Bug 1828858 - Application behind service load balancer with PDB is not disrupted
Summary: Application behind service load balancer with PDB is not disrupted
Keywords:
Status: CLOSED ERRATA
Alias: None
Product: OpenShift Container Platform
Classification: Red Hat
Component: Networking
Version: 4.5
Hardware: Unspecified
OS: Unspecified
urgent
urgent
Target Milestone: ---
: 4.5.z
Assignee: Antonio Ojea
QA Contact: huirwang
URL:
Whiteboard: SDN-CI-IMPACT
: 1861944 (view as bug list)
Depends On: 1891711
Blocks: 1868490
TreeView+ depends on / blocked
 
Reported: 2020-04-28 13:38 UTC by Ben Parees
Modified: 2020-12-01 10:49 UTC (History)
13 users (show)

Fixed In Version:
Doc Type: No Doc Update
Doc Text:
Clone Of:
: 1868489 1886620 (view as bug list)
Environment:
Application behind service load balancer with PDB is not disrupted
Last Closed: 2020-12-01 10:48:48 UTC
Target Upstream Version:
Embargoed:


Attachments (Terms of Use)


Links
System ID Private Priority Status Summary Last Updated
Github openshift origin pull 25406 0 None closed Bug 1828858: use LoadBalancers with ExternalTrafficPolicy set to Local 2021-01-14 20:04:26 UTC
Github openshift origin pull 25635 0 None closed [release-4.5] Bug 1828858: use net/http instead of client-go for e2e PDB test 2021-01-14 20:04:25 UTC
Red Hat Product Errata RHSA-2020:5194 0 None None None 2020-12-01 10:49:34 UTC

Description Ben Parees 2020-04-28 13:38:18 UTC
test:
Application behind service load balancer with PDB is not disrupted 

is failing frequently in CI, see search results:
https://search.svc.ci.openshift.org/?maxAge=48h&context=1&type=bug%2Bjunit&name=&maxMatches=5&maxBytes=20971520&groupBy=job&search=Application+behind+service+load+balancer+with+PDB+is+not+disrupted

Comment 1 Clayton Coleman 2020-04-28 13:49:59 UTC
Current this is OVS 3 second disruption due to kernel rejecting new flows.  4.5 will move OVS to the node, and michael cambria is working on it.  When that lands this should become zero, or be reopened and we find a new cause.

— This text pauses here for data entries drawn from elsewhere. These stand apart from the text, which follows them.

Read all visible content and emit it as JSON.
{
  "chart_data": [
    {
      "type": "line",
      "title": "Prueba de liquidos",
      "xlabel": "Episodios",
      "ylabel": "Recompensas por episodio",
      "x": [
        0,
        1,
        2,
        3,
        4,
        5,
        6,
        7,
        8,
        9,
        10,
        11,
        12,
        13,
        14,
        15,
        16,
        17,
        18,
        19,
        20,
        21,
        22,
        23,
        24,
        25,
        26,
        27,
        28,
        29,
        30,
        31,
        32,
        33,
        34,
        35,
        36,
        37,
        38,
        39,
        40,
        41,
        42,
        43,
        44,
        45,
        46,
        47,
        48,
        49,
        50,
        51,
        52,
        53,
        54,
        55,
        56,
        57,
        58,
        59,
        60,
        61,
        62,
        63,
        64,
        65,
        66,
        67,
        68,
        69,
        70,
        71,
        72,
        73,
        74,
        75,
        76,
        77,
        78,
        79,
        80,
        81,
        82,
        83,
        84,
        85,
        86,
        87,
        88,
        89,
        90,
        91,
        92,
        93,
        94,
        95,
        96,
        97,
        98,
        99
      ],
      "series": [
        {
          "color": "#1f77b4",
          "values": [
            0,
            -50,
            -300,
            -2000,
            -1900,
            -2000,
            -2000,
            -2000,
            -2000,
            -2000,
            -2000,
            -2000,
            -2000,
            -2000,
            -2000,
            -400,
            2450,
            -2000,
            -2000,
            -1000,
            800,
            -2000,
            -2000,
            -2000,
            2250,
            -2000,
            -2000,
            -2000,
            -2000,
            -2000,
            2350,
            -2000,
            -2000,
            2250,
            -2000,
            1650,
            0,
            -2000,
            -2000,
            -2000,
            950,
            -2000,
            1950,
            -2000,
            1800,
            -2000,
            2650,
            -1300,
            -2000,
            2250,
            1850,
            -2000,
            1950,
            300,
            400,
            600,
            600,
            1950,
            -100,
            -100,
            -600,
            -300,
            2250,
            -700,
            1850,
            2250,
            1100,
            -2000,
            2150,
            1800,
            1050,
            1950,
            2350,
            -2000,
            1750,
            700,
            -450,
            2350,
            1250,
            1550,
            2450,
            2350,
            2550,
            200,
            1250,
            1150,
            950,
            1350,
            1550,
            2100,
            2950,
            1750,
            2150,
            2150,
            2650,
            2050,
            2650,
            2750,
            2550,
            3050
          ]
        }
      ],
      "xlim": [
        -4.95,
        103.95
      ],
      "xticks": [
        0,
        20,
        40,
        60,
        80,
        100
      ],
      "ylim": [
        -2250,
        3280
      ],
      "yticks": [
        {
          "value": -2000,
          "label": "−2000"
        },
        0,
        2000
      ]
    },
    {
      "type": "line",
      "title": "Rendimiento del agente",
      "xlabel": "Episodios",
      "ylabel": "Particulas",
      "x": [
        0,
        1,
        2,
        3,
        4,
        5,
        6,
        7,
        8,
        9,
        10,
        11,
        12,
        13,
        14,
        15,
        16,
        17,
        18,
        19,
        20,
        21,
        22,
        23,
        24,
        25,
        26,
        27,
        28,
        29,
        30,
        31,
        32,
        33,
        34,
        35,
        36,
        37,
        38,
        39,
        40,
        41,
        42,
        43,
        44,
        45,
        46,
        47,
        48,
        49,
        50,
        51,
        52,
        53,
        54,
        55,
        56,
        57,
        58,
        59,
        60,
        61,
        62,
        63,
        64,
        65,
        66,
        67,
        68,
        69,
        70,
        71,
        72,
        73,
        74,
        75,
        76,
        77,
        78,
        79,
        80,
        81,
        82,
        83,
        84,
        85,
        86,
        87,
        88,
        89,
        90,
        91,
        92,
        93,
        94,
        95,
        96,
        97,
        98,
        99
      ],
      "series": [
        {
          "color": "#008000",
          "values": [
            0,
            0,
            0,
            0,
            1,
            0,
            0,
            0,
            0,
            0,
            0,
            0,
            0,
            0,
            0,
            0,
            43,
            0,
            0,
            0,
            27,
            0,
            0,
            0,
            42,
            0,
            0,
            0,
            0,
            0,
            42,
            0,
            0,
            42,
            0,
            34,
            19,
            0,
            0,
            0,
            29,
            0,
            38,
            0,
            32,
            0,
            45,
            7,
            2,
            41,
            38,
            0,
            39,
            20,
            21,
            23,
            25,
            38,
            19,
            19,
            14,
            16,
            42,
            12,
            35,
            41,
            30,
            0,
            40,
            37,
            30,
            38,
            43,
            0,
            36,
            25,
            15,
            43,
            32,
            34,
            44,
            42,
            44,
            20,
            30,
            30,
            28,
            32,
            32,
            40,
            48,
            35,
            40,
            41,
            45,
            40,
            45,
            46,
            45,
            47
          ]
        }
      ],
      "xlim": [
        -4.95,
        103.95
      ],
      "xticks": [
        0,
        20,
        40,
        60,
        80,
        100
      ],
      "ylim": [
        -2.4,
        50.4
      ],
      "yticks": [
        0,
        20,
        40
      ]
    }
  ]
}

Comment 2 Ben Bennett 2020-04-28 15:21:24 UTC
Assigning this to the 4.5 release to get worked on.  We likely will not be able to backport the fix, but we can work out if there is anything else we can do, or at least we can change the test to make it more accurately reflect what we tolerate.

Comment 4 Ben Parees 2020-04-28 18:58:03 UTC
Setting to urgent, we expect full availability during upgrades in 4.5.

Comment 5 Clayton Coleman 2020-05-18 14:43:53 UTC
Why was this moved to 4.6?  This impacts application workloads and we were supposed to have fixed it.

Comment 6 Ben Parees 2020-05-18 15:56:35 UTC
This represents a fundamental product flaw (taking workload outages during an upgrade).  It cannot be deferred w/o agreement from at least the group lead and preferably discussion with the architecture team.

Setting back to 4.5.

Comment 9 mcambria@redhat.com 2020-07-13 13:00:48 UTC
(In reply to Clayton Coleman from comment #1)
> Current this is OVS 3 second disruption due to kernel rejecting new flows. 
> 4.5 will move OVS to the node, and michael cambria is working on it.  When
> that lands this should become zero, or be reopened and we find a new cause.

OVS is running on host and OVNKubernetes has been changed to make use of this.  Can you retest?

Comment 11 Alexander Constantinescu 2020-07-20 15:28:03 UTC
@Tim

You got assigned to this during the bug-scrum.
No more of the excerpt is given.